The steps to install Let’s Encrypt in Zentyal 6.1 are:

  1. Install the required software packages:

    sudo apt-get install software-properties-common
  2. Add to your repositories the Let’s Encrypt repository:

    sudo add-apt-repository ppa:certbot/certbot
  3. Install the necessary package to generate certificates:

    sudo apt-get update
    sudo apt-get install python-certbot-apache
  4. Once Let’s Encrypt has been installed, you can proceed to generate the certificates. See the example below:

    certbot --apache -m abraham@zentyal-domain.com

When the certificate has been correctly issued and stored on your Zentyal Server, the next step is to configure the services to use this certificate.

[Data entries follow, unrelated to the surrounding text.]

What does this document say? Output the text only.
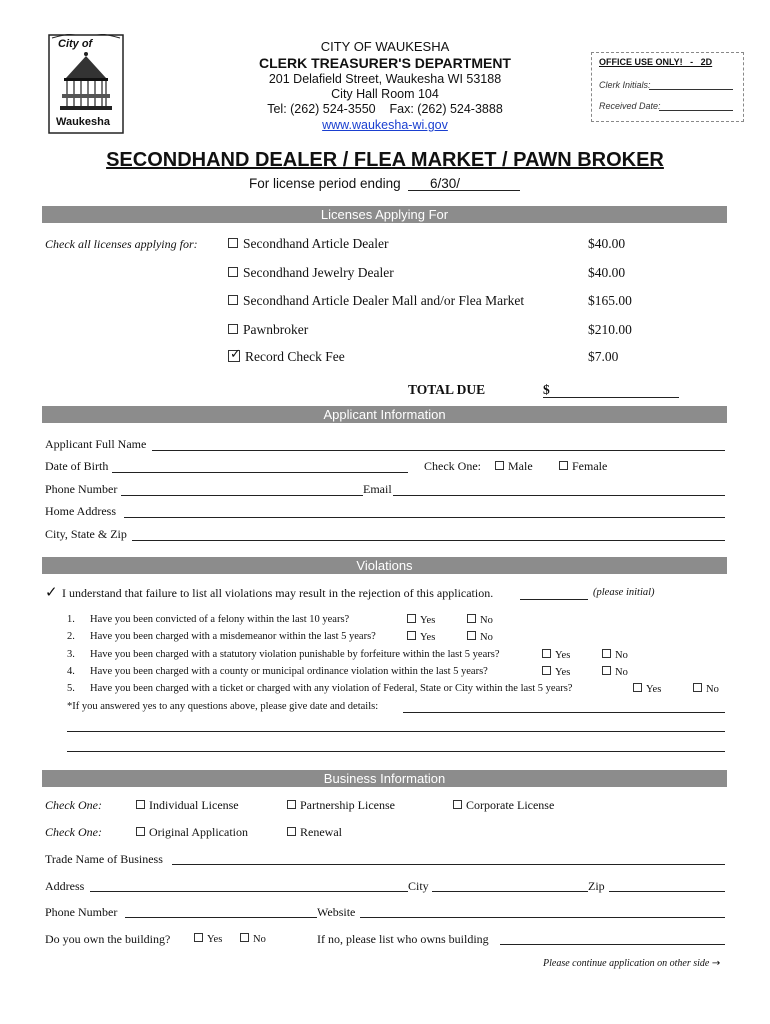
City of
Waukesha
CITY OF WAUKESHA
CLERK TREASURER'S DEPARTMENT
201 Delafield Street, Waukesha WI 53188
City Hall Room 104
Tel: (262) 524-3550    Fax: (262) 524-3888
www.waukesha-wi.gov
OFFICE USE ONLY!   -   2D
Clerk Initials:
Received Date:
SECONDHAND DEALER / FLEA MARKET / PAWN BROKER
For license period ending 6/30/
Licenses Applying For
Check all licenses applying for:	Secondhand Article Dealer	$40.00
Secondhand Jewelry Dealer	$40.00
Secondhand Article Dealer Mall and/or Flea Market	$165.00
Pawnbroker	$210.00
✓Record Check Fee	$7.00
TOTAL DUE	$
Applicant Information
Applicant Full Name
Date of Birth	Check One:	Male	Female
Phone Number	Email
Home Address
City, State & Zip
Violations
✓ I understand that failure to list all violations may result in the rejection of this application.	(please initial)
1. Have you been convicted of a felony within the last 10 years?	Yes	No
2. Have you been charged with a misdemeanor within the last 5 years?	Yes	No
3. Have you been charged with a statutory violation punishable by forfeiture within the last 5 years?	Yes	No
4. Have you been charged with a county or municipal ordinance violation within the last 5 years?	Yes	No
5. Have you been charged with a ticket or charged with any violation of Federal, State or City within the last 5 years?	Yes	No
*If you answered yes to any questions above, please give date and details:
Business Information
Check One:	Individual License	Partnership License	Corporate License
Check One:	Original Application	Renewal
Trade Name of Business
Address	City	Zip
Phone Number	Website
Do you own the building?	Yes	No	If no, please list who owns building
Please continue application on other side →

Below you can find some of the most common paths used to establish the certificate:

  • For the Zentyal Webadmin module: /usr/share/zentyal/stubs/core/nginx.conf.mas .
  • For the Zentyal Mail (SMTP) module: /usr/share/zentyal/stubs/mail/main.cf.mas .
  • For the Zentyal Mail (IMAP/POP) module: /usr/share/zentyal/stubs/mail/dovecot.conf.mas .
  • For the Zentyal Sogo module: /etc/apache2/sites-enabled/default-ssl.conf .
  • For the Zentyal Jabber module: /usr/share/zentyal/stubs/jabber/ejabberd.yml.mas .


Some configuration files are managed by Zentyal, so you have to make the changes through configuration templates by using stubs. [10]

[9]Let’s Encrypt https://letsencrypt.org/about/
[10]Stubs https://doc.zentyal.org/en/appendix-c.html#stubs

Information about Certificate Revocation List (CRL)

In versions prior to Zentyal 6.2, this module had the crl_default_days configuration parameter value set to 30 days, which caused the following error in the Virtual private network (VPN) service with OpenVPN module:

Sun May  3 12:11:13 2020 VERIFY ERROR: depth=0, error=CRL has expired: C=ZA, ST=Free

The reason for this error is that if in the last 30 days there was no revoked or expired certificates, the /var/lib/zentyal/CA/crl/latest.pem file was not modified and therefore caused the error.

If you are hitting this issue, you simply have to create and revoke a certificate. This way the file will be updated and the connections can be established again.

In the latest CA module versions (6.2.0 and 6.1.1) this value has been set to 10 years to avoid the issue. However, we recommend that before configuring the CA module you analyse whether you want to modify this value.